The past two weeks or so I've started to more seriously think about "after high school". That's taken a lot of time and consideration in between thinking and planning, registering for the SATs, practicing for them, really buckling down on school (now that we're starting new chapters and I can understand), researching college details, etc. It's easy to get buried inside the work.
I took a practice test today after registering for the SATs. Though I improved since the time I took the PSAT a year and a half ago, the truth is I have a long ways to go but only a little bit of time to study. I think all of my USA friends have been preparing for this the whole year, and I'm given math problems to do to practice for the SAT that I haven't seen in a year and a half. However, like my friend's dad told me a while ago before I went into Honors Algebra 2, "Math is like a language. I suggest you try to learn it." I am actually thinking of trying to do that. Hey, I conquered French, right! That would explain why I got a math problem wrong today because I forgot that 16 x 4 = 64. If you don't practice a language, you forget it. (That goes for English too!)
Other than my SAT studies, school never fails to amazes me. I come out of one class marvelling at "Wow! I understood everything." Then I go into the next and understand nothing. I was doing fine in chemistry the other day until the teacher started writing crazy equations on the board. I think I missed the subtle, yet important part, when the teacher said, "The formula is at the bottom of your paper." It is pretty cool though how sometimes I am not even paying attention to what the teacher is saying because I am frantically copying down notes, and I understand! I am able to read as fast in French as I read in English, and yes, five or six pages per hour is progress. (I stop a lot to look up a few words, and then I get distracted by all the other pretty words around the words I am searching!)
I've also come to enjoy something about the French school that used to bother me.
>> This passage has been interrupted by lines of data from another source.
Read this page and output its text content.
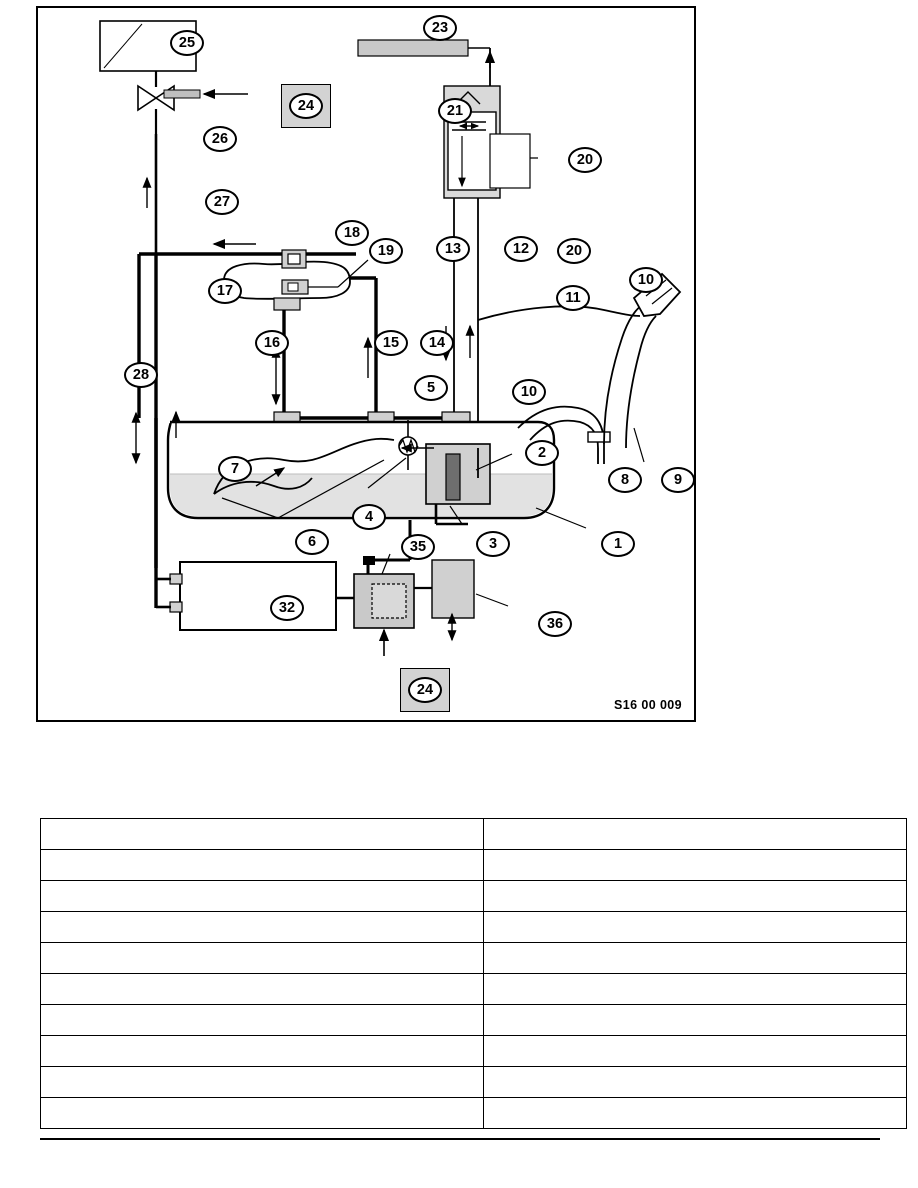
25
24
26
27
23
21
20
18
19	13	12	20
17	11
10
16	15	14
28
5	10
2
7
4
8	9
6	35	3	1
32
36
24
S16 00 009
In America, I went to school from 7:40am until 2:50pm, and I had class all day, save a thirty minute lunch period and four minutes into between classes to have enough time to scurry from one side of the building to the other. Here, I go to school from 8:00am until 6:00pm, but I only have class half the time usually. I used to feel like it messed up my whole schedule, especially how I would work. Once I got home at 6:00pm, I would feel like doing nothing, especially after a full day of French I could barely understand. However, I've started to learn how to use my time outside of class usefully. Yesterday, I finished my classes at 4:00, but I stayed with my friend for two hours afterwards. We went out into town, played cards and talked about, you guessed it, America. Everybody in my new region seems to just love America.
Life is beautiful with these two! |
One of the most important parts of my experience abroad will always be the people. My grandpa told me numerous times before I left "You never know who you will meet. Some of the people you meet here may be with you throughout your entire life." Then he'd go off into the story about how he met my grandma. If there's one thing that I love about my year abroad it's that no question is stupid. I love how I can ask the explanation of one word and we go into my life story and how I can sit on the couch with my host dad translating emojis and all those weird characters at the bottom of our phones into French and English.
Tuesday marks exactly one year since I got the news I'd be going to France. I don't think I'll ever forget that day: that big smile spreading I could literally feel spreading across my face as I received the news by phone call, sobbing into my dad's arms real tears of joy for the first time as I mumbled "I can't believe it. I won. Dad, I can't believe it!", calling almost everybody I knew to tell them the good news. That was the moment I decided I should never underestimate myself.